Starając się nie patrzeć w jego stronę podała mu ściskaną w ręku gumkę. Zamknęła oczy i głośno krzyknęła czując przeszywający ją ból gwałtownego wejścia do nie przygotowanej na seks cipki. Wydawało jej się, że pieprzy ją całą wieczność. A on posuwał ją i posuwał, czuła na swoich piersiach jego przyspieszony gorący oddech, a w pitce ruchy twardego, potężnego chuja. Poczuła wielką ulgę, gdy wyjął z niej swoją pałę myśląc, że już skończył. Ale wbrew oczekiwaniom to nie był jeszcze koniec. Kiedy usiadł jej na brzuchu poczuła jak coś ciepłego kapie na jej twarz. Otwierając oczy ujrzała następną strużkę spermy lecącą na jej buźkę. Gdy nie pozwoliła mu wsadzić lepkiego kutasa do ust, zniesmaczony wytarł go jej lekko kręconymi blond włosami. Po jego wyjściu leżała dalej na łóżku. Płakała, a łzy spływały po jej pozbawionych już rumieńców, oblepionych spermą policzkach. Zmęczona zasnęła.
Przebudziły ją jakieś głosy w pokoju. Ujrzała nad sobą brata wraz z jakimś trochę starszym od niego pryszczatym chłopakiem.
– Co ty kurwa robisz ? – krzyknęła do brata jednocześnie próbując okryć nagie ciało kocem, na którym leżała.
– Nie denerwuj się siostrzyczko. To jest mój kolega Romek. Podglądał jak cię ten facet ruchał i poleciał do domu po kasę, bo bardzo się napalił na ciebie. Zostawię was teraz samych. Miłej zabawy !
– Co jeszcze na dzisiaj zaplanowałeś ?
– Jak skołują kasę, to przyjdą jeszcze dwaj moi kumple.
– Pogadamy później, a teraz spadaj. – przerwała rozmowę widząc jak Romek nie zważając na jego obecność zaczyna studiować anatomię jej narządów płciowych.
Poprosiła go by chwileczkę zaczekał i poszła się ogarnąć do łazienki.

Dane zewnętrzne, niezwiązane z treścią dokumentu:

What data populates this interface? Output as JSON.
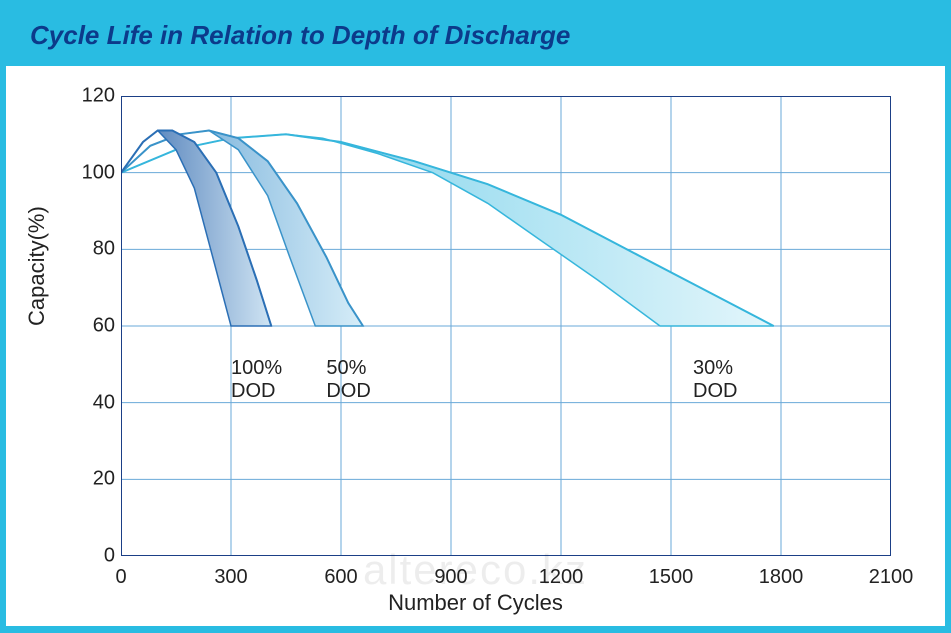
{
  "title": "Cycle Life in Relation to Depth of Discharge",
  "title_color": "#0c3a8a",
  "title_fontsize": 26,
  "outer_bg": "#29bce2",
  "panel_bg": "#ffffff",
  "xlabel": "Number of Cycles",
  "ylabel": "Capacity(%)",
  "label_fontsize": 22,
  "tick_fontsize": 20,
  "xlim": [
    0,
    2100
  ],
  "ylim": [
    0,
    120
  ],
  "xticks": [
    0,
    300,
    600,
    900,
    1200,
    1500,
    1800,
    2100
  ],
  "yticks": [
    0,
    20,
    40,
    60,
    80,
    100,
    120
  ],
  "grid_color": "#6aa9d8",
  "axis_color": "#1b3f86",
  "series": [
    {
      "name": "100% DOD",
      "label_lines": [
        "100%",
        "DOD"
      ],
      "label_x": 300,
      "label_y": 52,
      "stroke": "#2b6fb5",
      "fill_start": "#3d6fb0",
      "fill_end": "#cfe4f3",
      "upper": [
        {
          "x": 0,
          "y": 100
        },
        {
          "x": 60,
          "y": 108
        },
        {
          "x": 100,
          "y": 111
        },
        {
          "x": 140,
          "y": 111
        },
        {
          "x": 200,
          "y": 108
        },
        {
          "x": 260,
          "y": 100
        },
        {
          "x": 320,
          "y": 86
        },
        {
          "x": 370,
          "y": 72
        },
        {
          "x": 410,
          "y": 60
        }
      ],
      "lower": [
        {
          "x": 410,
          "y": 60
        },
        {
          "x": 300,
          "y": 60
        },
        {
          "x": 250,
          "y": 78
        },
        {
          "x": 200,
          "y": 96
        },
        {
          "x": 150,
          "y": 106
        },
        {
          "x": 100,
          "y": 111
        },
        {
          "x": 60,
          "y": 108
        },
        {
          "x": 0,
          "y": 100
        }
      ]
    },
    {
      "name": "50% DOD",
      "label_lines": [
        "50%",
        "DOD"
      ],
      "label_x": 560,
      "label_y": 52,
      "stroke": "#3a93c9",
      "fill_start": "#5a9dd0",
      "fill_end": "#d6edf8",
      "upper": [
        {
          "x": 0,
          "y": 100
        },
        {
          "x": 80,
          "y": 107
        },
        {
          "x": 160,
          "y": 110
        },
        {
          "x": 240,
          "y": 111
        },
        {
          "x": 320,
          "y": 109
        },
        {
          "x": 400,
          "y": 103
        },
        {
          "x": 480,
          "y": 92
        },
        {
          "x": 560,
          "y": 78
        },
        {
          "x": 620,
          "y": 66
        },
        {
          "x": 660,
          "y": 60
        }
      ],
      "lower": [
        {
          "x": 660,
          "y": 60
        },
        {
          "x": 530,
          "y": 60
        },
        {
          "x": 460,
          "y": 78
        },
        {
          "x": 400,
          "y": 94
        },
        {
          "x": 320,
          "y": 106
        },
        {
          "x": 240,
          "y": 111
        },
        {
          "x": 160,
          "y": 110
        },
        {
          "x": 80,
          "y": 107
        },
        {
          "x": 0,
          "y": 100
        }
      ]
    },
    {
      "name": "30% DOD",
      "label_lines": [
        "30%",
        "DOD"
      ],
      "label_x": 1560,
      "label_y": 52,
      "stroke": "#36b6dc",
      "fill_start": "#5fc7e6",
      "fill_end": "#e3f6fb",
      "upper": [
        {
          "x": 0,
          "y": 100
        },
        {
          "x": 150,
          "y": 106
        },
        {
          "x": 300,
          "y": 109
        },
        {
          "x": 450,
          "y": 110
        },
        {
          "x": 600,
          "y": 108
        },
        {
          "x": 800,
          "y": 103
        },
        {
          "x": 1000,
          "y": 97
        },
        {
          "x": 1200,
          "y": 89
        },
        {
          "x": 1400,
          "y": 79
        },
        {
          "x": 1600,
          "y": 69
        },
        {
          "x": 1780,
          "y": 60
        }
      ],
      "lower": [
        {
          "x": 1780,
          "y": 60
        },
        {
          "x": 1470,
          "y": 60
        },
        {
          "x": 1300,
          "y": 72
        },
        {
          "x": 1150,
          "y": 82
        },
        {
          "x": 1000,
          "y": 92
        },
        {
          "x": 850,
          "y": 100
        },
        {
          "x": 700,
          "y": 105
        },
        {
          "x": 550,
          "y": 109
        },
        {
          "x": 450,
          "y": 110
        },
        {
          "x": 300,
          "y": 109
        },
        {
          "x": 150,
          "y": 106
        },
        {
          "x": 0,
          "y": 100
        }
      ]
    }
  ],
  "watermark": "altereco.kz"
}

Gdy wróciła zauważyła, że jego spodnie w okolicach kroku mocno napęczniały.
– No wypuść tego ptaszka z rozporka i daj mu trochę podziobać. – powiedziała kładąc się na łóżku i rozchyliwszy nogi ukazała mu bramę do krainy rozkoszy. Powiedziała to bardziej próbując sobie dodać otuchy niż jemu, bo jej policzki znowu płonęły.
– Bez ubrania jesteś jeszcze ładniejsza, masz takie śliczne cycuszki i pupę.
– Dziękuję, z ciebie też jest niczego sobie facet. – odpowiedziała nieco koloryzując.
– Dawno już mi wpadłaś w oko, a teraz nadarzyła się okazja bym mógł się wreszcie do ciebie zbliżyć.
– Cieszę się, że mogę przyczynić się do spełnienia kogoś marzeń. – odrzekła pomagając mu ręką w nakierowaniu kutasa, bo jak domniemała był to jego pierwszy raz i miał problemy z trafieniem.
– Oj, jak mi dobrze. – stękał leżąc na niej, podczas gdy ona skubała go wargami po szyi i uszach.
Gdy skończył chciał się jeszcze trochę do niej poprzytulać, ale Radek przywołał go do porządku mówiąc, że następni już czekają. Renata nawet nie zeszła z łóżka gdy następny wszedł po Romku i oddała się jednemu, a potem drugiemu. Młodzi chłopcy mają to do siebie, że seks z nimi trwa zdecydowanie krócej, czego doświadczyła podczas swojego pierwszego razu, a i tych trzech chłopaków było potwierdzeniem tej reguły. Ich ptaszki nie wyrządziły jej większej krzywdy, no i co najważniejsze nie mieli żadnych perwersyjnych zachcianek i grzecznie spuszczali się w cipce. Gdyby tylko nie ten ich młodzieńczy głód kobiecego ciała, który pchał ich łapy do bardzo natarczywego macania tych jego części, które do tej pory stanowiły dla nich tajemnicę.
Gdy już było po wszystkim i po kąpieli weszła w szlafroku do kuchni czekała na nią kolacja.
– Zarobiłaś siora dwie i pół stówy. Od kolegów wziąłem po pięć dych. Z tego pięć dych dla mnie. Kupiłem coś do jedzenia, no i potrąciłem za gumki. Masz tu resztę. – powiedział podając jej pieniądze. Nie przyznał się, że za podglądanie skasował kolegów osobno.
– Ty mały sutenerze ! – wykrzyknęła nie czując już specjalnie na niego złości.
– Co to jest sutener ? – zapytała z sąsiedniego pokoju młodsza siostra.
– Jak mała zaśnie, to puszczę ci kasetę żebyś zobaczyła jak wygląda prawdziwy seks. – szepnął jej do ucha.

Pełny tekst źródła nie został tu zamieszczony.